Mary is a sinner in need of a saviour just like the rest of mankind.
I don't know you; forgive me if this sounds harsh, but there's no pleasant sounding way to warn a swimmer of a shark.
All of your harping would be so boring and long-winded if it weren't so dangerous. From the first pages of Scripture, God has announced the enmity between the serpent and "the woman", between the serpent's seed and the seed of "the woman" (cf. Gn. 3.15). And every time I see Protestants, out of their zeal for the worship of the one God, drag down into the mud and stomp upon the dignity of the Mother of Jesus (the only woman with seed because of her ever-virginal motherhood), I can't help but hear Christ's words directed toward them: "You are of your father the devil, and your will is to do your father’s desires. He was a murderer from the beginning, and has nothing to do with the truth, because there is no truth in him. When he lies, he speaks according to his own nature, for he is a liar and the father of lies" (Jn. 8.44).

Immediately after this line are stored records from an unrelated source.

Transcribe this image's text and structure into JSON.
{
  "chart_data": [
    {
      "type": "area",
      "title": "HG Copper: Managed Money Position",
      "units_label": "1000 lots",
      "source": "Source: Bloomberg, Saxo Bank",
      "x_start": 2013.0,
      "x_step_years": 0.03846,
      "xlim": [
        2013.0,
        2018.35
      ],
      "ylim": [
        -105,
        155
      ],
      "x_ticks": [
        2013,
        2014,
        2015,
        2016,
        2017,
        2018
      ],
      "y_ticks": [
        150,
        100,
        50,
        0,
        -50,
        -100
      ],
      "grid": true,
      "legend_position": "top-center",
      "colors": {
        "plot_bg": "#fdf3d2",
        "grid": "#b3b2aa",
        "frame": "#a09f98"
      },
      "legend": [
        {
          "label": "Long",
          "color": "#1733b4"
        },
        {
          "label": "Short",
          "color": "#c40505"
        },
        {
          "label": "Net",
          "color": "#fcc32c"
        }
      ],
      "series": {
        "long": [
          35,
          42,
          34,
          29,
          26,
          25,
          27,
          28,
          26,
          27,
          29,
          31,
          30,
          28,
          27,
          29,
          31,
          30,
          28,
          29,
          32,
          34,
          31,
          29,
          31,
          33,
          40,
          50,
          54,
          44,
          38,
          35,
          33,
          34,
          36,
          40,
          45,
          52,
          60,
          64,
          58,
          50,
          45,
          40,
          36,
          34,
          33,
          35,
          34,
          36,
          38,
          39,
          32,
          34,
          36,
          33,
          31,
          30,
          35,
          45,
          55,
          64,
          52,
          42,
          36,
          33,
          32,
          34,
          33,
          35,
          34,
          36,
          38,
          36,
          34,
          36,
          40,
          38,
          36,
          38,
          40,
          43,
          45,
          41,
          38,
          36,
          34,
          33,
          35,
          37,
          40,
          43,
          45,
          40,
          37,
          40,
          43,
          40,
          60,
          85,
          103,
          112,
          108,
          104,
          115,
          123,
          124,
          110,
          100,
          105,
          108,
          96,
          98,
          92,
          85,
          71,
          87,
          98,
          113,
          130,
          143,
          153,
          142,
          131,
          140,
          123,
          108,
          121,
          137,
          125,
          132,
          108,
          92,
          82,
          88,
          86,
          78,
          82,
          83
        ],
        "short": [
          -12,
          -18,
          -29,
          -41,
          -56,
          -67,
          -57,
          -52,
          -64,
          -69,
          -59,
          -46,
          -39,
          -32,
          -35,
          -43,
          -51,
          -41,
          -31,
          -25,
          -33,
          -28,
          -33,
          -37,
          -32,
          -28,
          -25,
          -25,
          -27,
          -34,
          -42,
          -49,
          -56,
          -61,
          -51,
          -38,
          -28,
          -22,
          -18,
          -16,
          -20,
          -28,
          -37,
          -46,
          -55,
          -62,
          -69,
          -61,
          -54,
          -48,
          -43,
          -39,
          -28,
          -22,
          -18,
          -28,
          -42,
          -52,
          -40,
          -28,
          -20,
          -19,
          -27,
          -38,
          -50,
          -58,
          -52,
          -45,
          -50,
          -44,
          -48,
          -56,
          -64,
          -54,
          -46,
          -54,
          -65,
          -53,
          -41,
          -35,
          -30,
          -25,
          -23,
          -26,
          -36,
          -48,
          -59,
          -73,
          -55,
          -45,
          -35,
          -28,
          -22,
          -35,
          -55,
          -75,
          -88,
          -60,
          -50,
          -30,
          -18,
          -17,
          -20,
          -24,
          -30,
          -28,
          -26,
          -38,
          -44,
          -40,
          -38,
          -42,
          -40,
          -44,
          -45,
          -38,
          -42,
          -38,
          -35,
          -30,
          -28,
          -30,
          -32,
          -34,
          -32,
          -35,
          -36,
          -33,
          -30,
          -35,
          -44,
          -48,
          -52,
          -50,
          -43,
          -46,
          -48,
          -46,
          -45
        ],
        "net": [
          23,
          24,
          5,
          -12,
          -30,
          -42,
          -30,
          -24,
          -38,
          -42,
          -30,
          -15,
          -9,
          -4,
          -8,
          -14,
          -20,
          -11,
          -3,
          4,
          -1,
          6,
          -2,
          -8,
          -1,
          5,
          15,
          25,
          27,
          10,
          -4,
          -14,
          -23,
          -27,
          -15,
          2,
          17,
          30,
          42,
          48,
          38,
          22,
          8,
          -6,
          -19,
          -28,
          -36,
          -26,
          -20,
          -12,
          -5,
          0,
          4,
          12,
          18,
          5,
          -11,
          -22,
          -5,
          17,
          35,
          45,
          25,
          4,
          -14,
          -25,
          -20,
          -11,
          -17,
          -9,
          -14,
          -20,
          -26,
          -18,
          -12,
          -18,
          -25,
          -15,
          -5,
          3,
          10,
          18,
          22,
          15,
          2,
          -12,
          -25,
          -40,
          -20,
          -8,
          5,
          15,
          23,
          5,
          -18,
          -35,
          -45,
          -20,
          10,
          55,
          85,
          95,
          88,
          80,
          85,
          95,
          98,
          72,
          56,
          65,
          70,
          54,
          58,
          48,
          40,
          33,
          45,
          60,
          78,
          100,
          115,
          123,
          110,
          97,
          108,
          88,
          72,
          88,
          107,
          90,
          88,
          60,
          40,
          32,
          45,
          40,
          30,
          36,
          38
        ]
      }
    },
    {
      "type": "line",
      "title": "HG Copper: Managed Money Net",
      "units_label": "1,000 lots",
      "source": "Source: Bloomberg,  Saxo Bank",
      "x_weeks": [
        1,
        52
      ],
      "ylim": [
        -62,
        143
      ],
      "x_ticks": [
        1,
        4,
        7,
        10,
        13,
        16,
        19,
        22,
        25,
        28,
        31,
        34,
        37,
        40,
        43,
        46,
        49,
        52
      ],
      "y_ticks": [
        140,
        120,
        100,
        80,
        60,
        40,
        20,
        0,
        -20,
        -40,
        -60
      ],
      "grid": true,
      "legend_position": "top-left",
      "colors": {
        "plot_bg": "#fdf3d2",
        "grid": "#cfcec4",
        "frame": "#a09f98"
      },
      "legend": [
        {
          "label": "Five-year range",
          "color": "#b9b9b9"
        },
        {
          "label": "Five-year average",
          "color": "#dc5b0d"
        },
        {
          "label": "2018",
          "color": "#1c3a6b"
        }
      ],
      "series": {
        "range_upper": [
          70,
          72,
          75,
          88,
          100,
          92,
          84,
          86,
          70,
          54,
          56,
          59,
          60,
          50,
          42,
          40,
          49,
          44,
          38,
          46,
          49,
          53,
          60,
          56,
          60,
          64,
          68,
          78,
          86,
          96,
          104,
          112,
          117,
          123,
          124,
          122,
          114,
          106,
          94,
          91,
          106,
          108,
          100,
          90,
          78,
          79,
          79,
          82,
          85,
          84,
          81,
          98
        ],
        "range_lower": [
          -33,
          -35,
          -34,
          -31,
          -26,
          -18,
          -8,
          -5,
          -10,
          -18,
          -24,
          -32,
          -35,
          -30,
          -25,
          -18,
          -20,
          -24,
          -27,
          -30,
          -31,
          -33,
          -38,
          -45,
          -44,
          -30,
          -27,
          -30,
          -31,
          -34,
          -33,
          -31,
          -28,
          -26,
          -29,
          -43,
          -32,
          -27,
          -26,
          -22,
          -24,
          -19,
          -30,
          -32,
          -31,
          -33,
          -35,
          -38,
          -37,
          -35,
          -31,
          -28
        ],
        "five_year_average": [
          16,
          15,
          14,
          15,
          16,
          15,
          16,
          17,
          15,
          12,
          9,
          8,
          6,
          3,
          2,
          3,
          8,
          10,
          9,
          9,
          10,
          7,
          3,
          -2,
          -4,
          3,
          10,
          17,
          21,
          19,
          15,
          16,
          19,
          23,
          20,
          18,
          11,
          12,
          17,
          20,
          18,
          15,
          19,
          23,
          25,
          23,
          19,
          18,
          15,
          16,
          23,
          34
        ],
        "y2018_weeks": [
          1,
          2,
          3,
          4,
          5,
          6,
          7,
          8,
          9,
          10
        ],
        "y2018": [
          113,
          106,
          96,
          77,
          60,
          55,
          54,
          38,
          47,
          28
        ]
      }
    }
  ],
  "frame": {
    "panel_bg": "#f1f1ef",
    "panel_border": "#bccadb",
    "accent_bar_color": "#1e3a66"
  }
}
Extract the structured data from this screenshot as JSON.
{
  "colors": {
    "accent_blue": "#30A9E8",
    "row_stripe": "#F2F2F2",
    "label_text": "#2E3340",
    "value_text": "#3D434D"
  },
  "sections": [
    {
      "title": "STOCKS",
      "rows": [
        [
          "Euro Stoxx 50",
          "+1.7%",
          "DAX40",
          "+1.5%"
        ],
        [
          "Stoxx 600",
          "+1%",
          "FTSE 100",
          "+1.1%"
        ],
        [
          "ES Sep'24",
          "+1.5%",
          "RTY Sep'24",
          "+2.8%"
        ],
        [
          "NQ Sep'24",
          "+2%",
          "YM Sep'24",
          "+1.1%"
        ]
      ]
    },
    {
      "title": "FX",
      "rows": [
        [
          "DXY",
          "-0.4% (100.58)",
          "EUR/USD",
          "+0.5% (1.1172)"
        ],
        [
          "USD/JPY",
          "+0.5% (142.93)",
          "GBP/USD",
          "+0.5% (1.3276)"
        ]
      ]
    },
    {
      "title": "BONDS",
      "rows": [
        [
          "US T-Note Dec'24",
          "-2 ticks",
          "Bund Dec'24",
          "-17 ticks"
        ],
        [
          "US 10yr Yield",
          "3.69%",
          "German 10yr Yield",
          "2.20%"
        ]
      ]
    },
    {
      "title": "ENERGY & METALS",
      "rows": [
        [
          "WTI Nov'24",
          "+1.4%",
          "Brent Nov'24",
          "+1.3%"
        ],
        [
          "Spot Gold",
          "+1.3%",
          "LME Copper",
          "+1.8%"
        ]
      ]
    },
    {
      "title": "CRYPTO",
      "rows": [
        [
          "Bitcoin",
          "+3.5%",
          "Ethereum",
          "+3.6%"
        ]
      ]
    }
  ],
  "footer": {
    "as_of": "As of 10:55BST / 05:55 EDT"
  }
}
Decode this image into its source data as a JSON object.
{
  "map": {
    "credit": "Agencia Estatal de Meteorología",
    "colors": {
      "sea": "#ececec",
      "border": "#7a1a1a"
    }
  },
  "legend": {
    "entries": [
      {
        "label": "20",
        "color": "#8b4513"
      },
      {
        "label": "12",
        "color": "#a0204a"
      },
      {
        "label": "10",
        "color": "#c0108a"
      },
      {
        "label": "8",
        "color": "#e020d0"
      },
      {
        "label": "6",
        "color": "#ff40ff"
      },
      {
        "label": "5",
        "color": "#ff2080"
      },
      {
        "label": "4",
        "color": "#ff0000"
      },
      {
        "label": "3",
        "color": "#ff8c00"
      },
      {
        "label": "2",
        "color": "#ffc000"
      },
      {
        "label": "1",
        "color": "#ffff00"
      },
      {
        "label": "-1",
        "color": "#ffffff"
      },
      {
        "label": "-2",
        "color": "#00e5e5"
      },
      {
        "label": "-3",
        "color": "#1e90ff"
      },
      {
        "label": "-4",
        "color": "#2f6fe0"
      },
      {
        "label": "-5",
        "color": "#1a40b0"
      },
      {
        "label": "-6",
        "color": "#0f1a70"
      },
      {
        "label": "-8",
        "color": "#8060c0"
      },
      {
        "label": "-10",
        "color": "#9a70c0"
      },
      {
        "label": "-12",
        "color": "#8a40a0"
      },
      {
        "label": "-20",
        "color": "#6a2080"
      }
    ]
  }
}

No one denies that Mary needed a Savior. She said so herself (cf. Lk. 1.47). But, typically, even if we see others sinning, we don't call them sinners or think badly of them, because we recognize, as Paul did, that each of us ourselves is the foremost among sinners (cf. I Tim. 1.15). So why do you think you have the right to take your eyes off your own spiritual misery and heap insults on Jesus' Mother? Do you think Jesus is impressed?
No, he's not impressed. He is impressed when a woman cries out in a crowd "Blessed is the womb that bore you, and the breasts at which you nursed", and rather than contradict those words, he amplifies them by declaring blessed those who hear the word of God and keep it (cf. Lk. 11.27-28). No one in Scripture heard the word of God and kept it better than Mary, who heard God's word with the ears and heart of faith and brought it forth in her manner of life even before she heard God's word through the angel with the same ears and heart of faith, bringing forth God's Son made flesh, flesh of her flesh, bone of her bone, blood of her blood. It was because there was no one who heard the word of God and kept it better than Mary that God chose her to be the mother of his Son; he didn't just scour the world looking for an incubator and say "That Jew will do."
LBK and others have given you a lot of Scripture and a lot of ideas from Scripture to consider. If you are really interested, interact with that material, as others in this thread have, who may not understand at first but are willing to ponder and learn. No one expects you to understand or believe immediately, but there's a way to seek understanding and then there's simply the obstinate refusal to believe nothing but your own wisdom. Don't do the latter.
When LBK wrote about the role of the Queen Mother in the OT, I couldn't help but think of the Wedding at Cana (cf. Jn. 2.1-11). When Mary approaches Jesus with the problem of the lack of wine, he at first doesn't seem disposed to do anything about it: he tells her that it's not their concern, and that his hour has not yet come. But Mary's insistent plea for her Son's help takes on another form, as she prepares the servants to "do whatever he tells" them. And Christ, even though his hour had not yet come, advances that hour--alters his schedule and plan, as we might say--to provide wine for a wedding (relatively unimportant in the grand scheme of things), because it meant so much to his mother that he help. He advanced his approach to Calvary in order to answer the seemingly insignificant request of his mother. Are we to believe that he won't listen to her when she asks for even more important things?
And at Calvary, on the cross, he thought of his mother: "When Jesus saw his mother, and the disciple whom he loved standing near, he said to his mother, 'Woman, behold, your son!' Then he said to the disciple, 'Behold, your mother!' And from that hour the disciple took her to his own home" (Jn. 19.26-27). Now, we believe that this "beloved disciple" was John himself, but it's surely not an accident, but the intention of the Holy Spirit, that he is not named, but is simply "the disciple whom Jesus loved". Jesus gives his mother another son: his beloved disciple. And the beloved disciple receives a mother: Jesus' own mother. If we would be another of Jesus' beloved disciples, how can we ignore the gift he gave us in his mother, his dying gift to us from the cross? If we would be another of Jesus' beloved disciples, how can we not but take his mother into our own homes and lives as immediately as that beloved disciple did?
As Fr Thomas Hopko taught in a podcast I can't recall right now, "Mary is a mystery of the Church". Only when one has truly accepted Christ with faith and repentance and become a member of his Body through baptism and the Eucharist can they understand Mary. She doesn't make sense to those outside the Church, to those who are not members of Christ's Body; maybe that's why the Devil and his children hate her with such passion. If you are not Christ's, then Mary will never make sense to you, and that is your choice (i.e., to remain outside the house instead of joining the family). But don't think you can get away with ridiculing things as important as Mary just because you don't understand them. No man likes it when you insult his mother, much less the God-Man, and I wouldn't recommend annoying him: "Your mama" jokes always end badly. Edited to add a citation.